Intervention de Haoua Lamine

Réunion du 14 octobre 2014 à 17h00
Délégation de l'assemblée nationale aux droits des femmes et à l'égalité des chances entre les hommes et les femmes

Haoua Lamine, avocate, représentante du Groupe d'information et de soutien des immigré-e-s, GISTI :

Le GISTI a élargi ses combats et changé de nom – le terme « travailleurs » a disparu de son appellation. Il est une association spécialiste du droit des étrangers.

Le projet de loi institue une attestation de demande d'asile commune à toutes les personnes qui sollicitent la protection. Or le droit au séjour actuel donne accès à de nombreux droits – couverture maladie universelle, ouverture d'un compte, perception de l'allocation de subsistance, scolarisation. La question est donc de savoir si cette attestation ouvrira les mêmes droits.

Ensuite, le projet de loi substitue à la procédure prioritaire actuelle la procédure accélérée. Or des situations justifient un examen spécifique de la demande sur la base soit de la présomption légale, soit d'une appréciation laissée à la discrétion de l'administration. Les personnes qui, sans raison valable, n'auront pas présenté une demande d'asile dans le délai de quatre-vingt-dix jours à compter de leur entrée en France, pourront donc faire l'objet de cette procédure accélérée, alors que celle-ci présente moins de garanties – ce qui posera problème, par exemple, si la femme met au monde une fille risquant l'excision.

Le projet de loi prévoit également la présence d'un tiers lors de l'entretien devant l'OFPRA. Selon nous, cette disposition devrait être encadrée de plusieurs manières.

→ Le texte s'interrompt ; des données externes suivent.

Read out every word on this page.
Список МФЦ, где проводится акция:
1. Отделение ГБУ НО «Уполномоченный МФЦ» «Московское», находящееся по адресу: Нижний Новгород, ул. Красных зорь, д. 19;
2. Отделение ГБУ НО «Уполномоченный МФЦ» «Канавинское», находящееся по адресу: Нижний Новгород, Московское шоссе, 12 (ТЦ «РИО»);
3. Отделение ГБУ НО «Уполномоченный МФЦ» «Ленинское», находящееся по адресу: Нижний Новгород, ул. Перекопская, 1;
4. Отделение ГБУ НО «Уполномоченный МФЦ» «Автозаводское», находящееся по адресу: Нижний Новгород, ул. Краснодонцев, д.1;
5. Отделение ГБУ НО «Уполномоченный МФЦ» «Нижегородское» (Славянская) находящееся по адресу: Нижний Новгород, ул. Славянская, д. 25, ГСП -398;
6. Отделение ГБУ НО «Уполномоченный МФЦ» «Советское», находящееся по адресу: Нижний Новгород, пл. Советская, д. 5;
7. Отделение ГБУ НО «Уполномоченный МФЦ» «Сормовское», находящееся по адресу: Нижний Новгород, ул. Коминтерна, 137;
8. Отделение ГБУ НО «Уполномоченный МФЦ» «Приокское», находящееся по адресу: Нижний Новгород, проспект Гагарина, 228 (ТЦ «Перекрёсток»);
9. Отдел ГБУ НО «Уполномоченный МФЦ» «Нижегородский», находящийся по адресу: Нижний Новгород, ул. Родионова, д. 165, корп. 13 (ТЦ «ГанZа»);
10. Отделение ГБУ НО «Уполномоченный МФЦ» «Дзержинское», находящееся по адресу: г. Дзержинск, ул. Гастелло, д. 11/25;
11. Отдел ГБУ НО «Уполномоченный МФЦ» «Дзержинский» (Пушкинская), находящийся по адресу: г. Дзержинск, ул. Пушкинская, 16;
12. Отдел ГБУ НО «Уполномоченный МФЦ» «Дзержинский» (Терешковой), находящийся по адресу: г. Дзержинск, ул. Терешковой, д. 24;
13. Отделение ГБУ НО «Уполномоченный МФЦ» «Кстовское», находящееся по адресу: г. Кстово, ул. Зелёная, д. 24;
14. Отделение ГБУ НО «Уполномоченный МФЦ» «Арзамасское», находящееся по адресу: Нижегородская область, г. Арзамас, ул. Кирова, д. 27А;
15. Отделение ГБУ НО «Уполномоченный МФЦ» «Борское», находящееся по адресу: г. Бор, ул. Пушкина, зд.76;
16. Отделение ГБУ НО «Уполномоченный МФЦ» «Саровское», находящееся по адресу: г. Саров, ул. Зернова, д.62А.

D'abord, le demandeur d'asile devrait être libre d'être assisté ou non lors de l'entretien, et le tiers avoir la possibilité d'intervenir lors de cet entretien. Nous recommandons également la transcription par écrit de l'entretien et la possibilité pour le demandeur ou le tiers accompagnant d'apporter immédiatement des commentaires, afin de rectifier certains points. Cela n'exclut pas la possibilité de procéder en parallèle à un enregistrement pour permettre à la personne de revenir sur certains points durant l'entretien. En outre, au nom du respect de l'égalité de traitement, le texte devrait préciser clairement que l'aide sera apportée soit par un membre d'une association, soit par un avocat, mais également prévoir la prise en charge de ce tiers, en particulier l'aide juridictionnelle en cas de recours à un avocat. Enfin, cette réforme devrait renforcer les exigences en matière de formation et d'encadrement des interprètes à l'OFPRA, notamment sur les questions liées au genre.

Par ailleurs, le projet instaure la possibilité pour l'OFPRA de demander un certificat médical lorsqu'une protection a été accordée à une mineure exposée à un risque d'excision. Certes, le risque zéro n'existe pas. Néanmoins, si l'article 18 de la directive 201332UE prévoit un examen médical, il précise que cet examen a lieu sous réserve du consentement du demandeur, qu'il doit être réalisé par un professionnel de santé qualifié, et que le refus de se soumettre à un tel examen n'empêche pas l'autorité responsable de prendre une décision sur la demande de protection internationale. Je ne suis donc pas certaine que le certificat médical soit la bonne solution : des séances d'information et de sensibilisation me semblent préférables au contrôle. À mon sens, l'exigence d'un certificat médical pourrait aboutir à une systématisation, dénoncée par plusieurs associations, sans compter qu'elle engendrerait une confusion entre médecine de soins et médecine de contrôle. Au final, plusieurs questions se poseront. Comment éviter le traumatisme d'un examen systématique et la stigmatisation d'une catégorie de personnes ? Comment garantir une procédure sans la coopération du demandeur ?

Enfin, la notion de vulnérabilité est corrélée dans le projet de loi avec l'adaptation des conditions d'hébergement, à la prise en charge matérielle et aux garanties procédurales spécifiques. C'est ainsi que la qualification de personne vulnérable pourrait avoir pour un demandeur d'asile des conséquences importantes en termes d'accès aux droits. Or la reconnaissance de la vulnérabilité ne doit ni induire une discrimination entre les demandeurs d'asile, ni avoir pour conséquence de renfermer certains d'entre eux dans une catégorie et donc de les stigmatiser.